Inspiriert durch eine Legende, welche man sich vorrangig an der schottischen Nordküste-, aber auch in Teilen Irlands und den Färöer-Inseln erzählt, zeichnet Joanna Newsom im Opener "Colleen" die Geschichte einer Selkie-Frau - einer Robbe, die des Nachts an Land geht und sich in einen Menschen verwandelt, indem sie ihre Seehundhaut und ihr Fell abstreift... Entstanden ist dabei ein von vorne bis hinten faszinierender Song mit kongenialem Aufbau und majestätischen Arrangements - beginnend mit einem sich langsam erhebenden- und im weiteren Verlauf immer sprunghafter werdenden Fußstampfbeat und einer Herzblut-Musikerin, die sich mit der Hingabe eines Miniaturenmalers an Details zusehends die Seele aus dem Leib harfiniert... Unvergleichlich eigentümlich! Was sich so freilich auch über die beiden Folgetitel dieser EP (und eigentlich Alles, was die Kalifornierin in den letzten rund 15 Jahren veröffentlicht hat) sagen ließe... Da wäre zum Einen "Clam, Crab, Cockle, Cowrie", das in seiner Urform schon im Jahre 2004 auf ihrem Debüt-Album "The Milk-Eyed Mender" zu finden war und im Gegensatz zur Erstfassung, mit einer zweiten Gesangsstimme, sowie Drum- und Percussion-Einlagen des Bill Callahan-Trommlers Neal Morgan "aufgefrischt" daherkommt...
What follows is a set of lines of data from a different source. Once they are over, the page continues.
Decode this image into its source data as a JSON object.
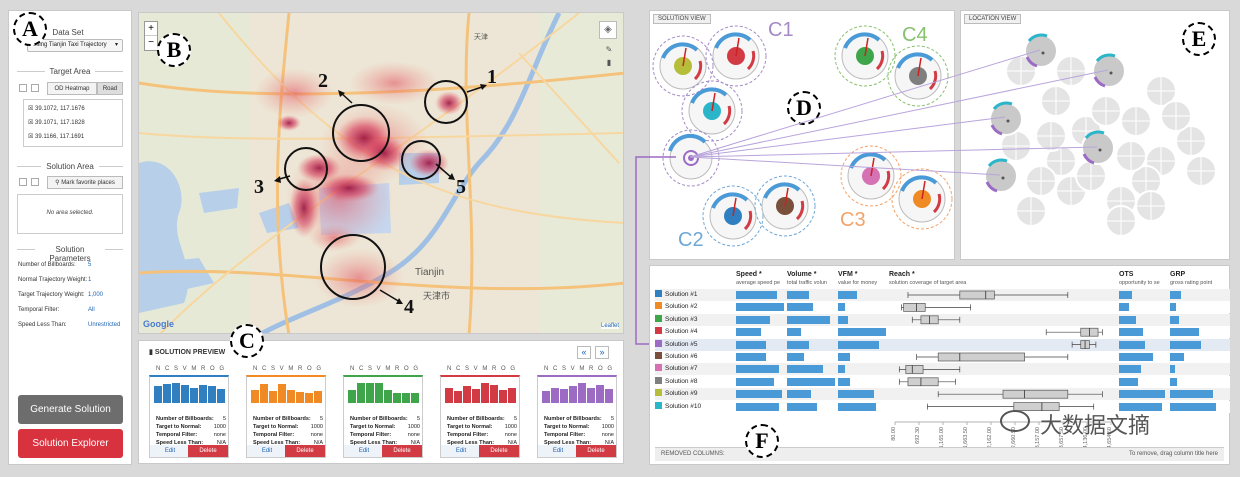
{
  "sidebar": {
    "dataset_title": "Data Set",
    "dataset_value": "Using Tianjin Taxi Trajectory",
    "target_area_title": "Target Area",
    "od_heatmap": "OD Heatmap",
    "road": "Road",
    "coords": [
      "39.1072, 117.1676",
      "39.1071, 117.1828",
      "39.1166, 117.1691"
    ],
    "solution_area_title": "Solution Area",
    "mark_places": "Mark favorite places",
    "no_area": "No area selected.",
    "params_title": "Solution Parameters",
    "params": [
      {
        "label": "Number of Billboards:",
        "value": "5"
      },
      {
        "label": "Normal Trajectory Weight:",
        "value": "1"
      },
      {
        "label": "Target Trajectory Weight:",
        "value": "1,000"
      },
      {
        "label": "Temporal Filter:",
        "value": "All"
      },
      {
        "label": "Speed Less Than:",
        "value": "Unrestricted"
      }
    ],
    "generate_btn": "Generate Solution",
    "explorer_btn": "Solution Explorer"
  },
  "labels": {
    "A": "A",
    "B": "B",
    "C": "C",
    "D": "D",
    "E": "E",
    "F": "F"
  },
  "map": {
    "zoom_in": "+",
    "zoom_out": "−",
    "numbers": [
      "1",
      "2",
      "3",
      "4",
      "5"
    ],
    "city": "Tianjin",
    "city_cn": "天津",
    "city_cn2": "天津市",
    "google": "Google",
    "leaflet": "Leaflet"
  },
  "preview": {
    "title": "SOLUTION PREVIEW",
    "letters": "N C S V M R O G",
    "prev": "«",
    "next": "»",
    "info_labels": [
      "Number of Billboards:",
      "Target to Normal:",
      "Temporal Filter:",
      "Speed Less Than:"
    ],
    "info_values": [
      "5",
      "1000",
      "none",
      "N/A"
    ],
    "edit": "Edit",
    "delete": "Delete",
    "cards": [
      {
        "color": "#2f7fc1",
        "bars": [
          0.75,
          0.85,
          0.9,
          0.8,
          0.7,
          0.8,
          0.75,
          0.65
        ]
      },
      {
        "color": "#f08a24",
        "bars": [
          0.6,
          0.85,
          0.55,
          0.85,
          0.6,
          0.5,
          0.45,
          0.55
        ]
      },
      {
        "color": "#3ea54a",
        "bars": [
          0.6,
          0.9,
          0.9,
          0.9,
          0.6,
          0.45,
          0.45,
          0.45
        ]
      },
      {
        "color": "#d23b44",
        "bars": [
          0.7,
          0.55,
          0.75,
          0.65,
          0.9,
          0.8,
          0.6,
          0.7
        ]
      },
      {
        "color": "#9c6cc4",
        "bars": [
          0.55,
          0.7,
          0.65,
          0.75,
          0.9,
          0.7,
          0.8,
          0.65
        ]
      }
    ]
  },
  "solution_view": {
    "title": "SOLUTION VIEW",
    "clusters": [
      {
        "label": "C1",
        "color": "#a58ac6"
      },
      {
        "label": "C2",
        "color": "#6fa7d6"
      },
      {
        "label": "C3",
        "color": "#f2a36a"
      },
      {
        "label": "C4",
        "color": "#87c16f"
      }
    ]
  },
  "location_view": {
    "title": "LOCATION VIEW"
  },
  "table": {
    "headers": [
      {
        "title": "Speed *",
        "sub": "average speed pe"
      },
      {
        "title": "Volume *",
        "sub": "total traffic volun"
      },
      {
        "title": "VFM *",
        "sub": "value for money"
      },
      {
        "title": "Reach *",
        "sub": "solution coverage of target area"
      },
      {
        "title": "OTS",
        "sub": "opportunity to se"
      },
      {
        "title": "GRP",
        "sub": "gross rating point"
      }
    ],
    "rows": [
      {
        "name": "Solution #1",
        "color": "#2f7fc1",
        "speed": 0.85,
        "volume": 0.45,
        "vfm": 0.4,
        "reach": [
          0.06,
          0.3,
          0.42,
          0.46,
          0.8
        ],
        "ots": 0.28,
        "grp": 0.22
      },
      {
        "name": "Solution #2",
        "color": "#f08a24",
        "speed": 1.0,
        "volume": 0.55,
        "vfm": 0.15,
        "reach": [
          0.03,
          0.04,
          0.1,
          0.14,
          0.35
        ],
        "ots": 0.2,
        "grp": 0.12
      },
      {
        "name": "Solution #3",
        "color": "#3ea54a",
        "speed": 0.7,
        "volume": 0.9,
        "vfm": 0.2,
        "reach": [
          0.08,
          0.12,
          0.16,
          0.2,
          0.3
        ],
        "ots": 0.35,
        "grp": 0.18
      },
      {
        "name": "Solution #4",
        "color": "#d23b44",
        "speed": 0.52,
        "volume": 0.3,
        "vfm": 1.0,
        "reach": [
          0.7,
          0.86,
          0.9,
          0.94,
          0.96
        ],
        "ots": 0.5,
        "grp": 0.6
      },
      {
        "name": "Solution #5",
        "color": "#9c6cc4",
        "speed": 0.62,
        "volume": 0.45,
        "vfm": 0.85,
        "reach": [
          0.82,
          0.86,
          0.88,
          0.9,
          0.93
        ],
        "ots": 0.55,
        "grp": 0.65
      },
      {
        "name": "Solution #6",
        "color": "#7a4f3c",
        "speed": 0.62,
        "volume": 0.35,
        "vfm": 0.25,
        "reach": [
          0.1,
          0.2,
          0.3,
          0.6,
          0.8
        ],
        "ots": 0.7,
        "grp": 0.3
      },
      {
        "name": "Solution #7",
        "color": "#d572b4",
        "speed": 0.9,
        "volume": 0.75,
        "vfm": 0.15,
        "reach": [
          0.02,
          0.05,
          0.08,
          0.13,
          0.3
        ],
        "ots": 0.45,
        "grp": 0.1
      },
      {
        "name": "Solution #8",
        "color": "#7f7f7f",
        "speed": 0.8,
        "volume": 1.0,
        "vfm": 0.25,
        "reach": [
          0.02,
          0.06,
          0.12,
          0.2,
          0.28
        ],
        "ots": 0.4,
        "grp": 0.15
      },
      {
        "name": "Solution #9",
        "color": "#b5bd3a",
        "speed": 0.95,
        "volume": 0.5,
        "vfm": 0.75,
        "reach": [
          0.2,
          0.5,
          0.6,
          0.8,
          0.96
        ],
        "ots": 0.95,
        "grp": 0.9
      },
      {
        "name": "Solution #10",
        "color": "#2ab5c9",
        "speed": 0.9,
        "volume": 0.62,
        "vfm": 0.8,
        "reach": [
          0.15,
          0.55,
          0.68,
          0.76,
          0.92
        ],
        "ots": 0.9,
        "grp": 0.95
      }
    ],
    "axis_ticks": [
      "80.00",
      "692.30",
      "1,165.00",
      "1,663.50",
      "2,162.00",
      "2,660.50",
      "3,157.00",
      "3,657.50",
      "4,136.00",
      "4,654.50"
    ],
    "removed": "REMOVED COLUMNS:",
    "drag_hint": "To remove, drag column title here"
  },
  "watermark": "大数据文摘"
}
Zum Anderen das berührende und zum Weinen schöne "Cosmia", welches mit seinen dreizehneinhalb Minuten die komplette B-Seite umspannt...
In abgespeckterer Form schon auf dem 2006er-Album "Ys", welches nebenbei erwähnt zu den bedeutendsten Alben des letzten Jahrzehnts gehört, verarbeitet Joanna Newsom den Tod der besten Freundin... Ergreifend, höchst intim, spirituell, von allergrößter Strahlkraft, einem wundervollen Chorus und durch seinen zwischenzeitlichen Jam-Charakter sogar leicht ins psychedelische abdriftend...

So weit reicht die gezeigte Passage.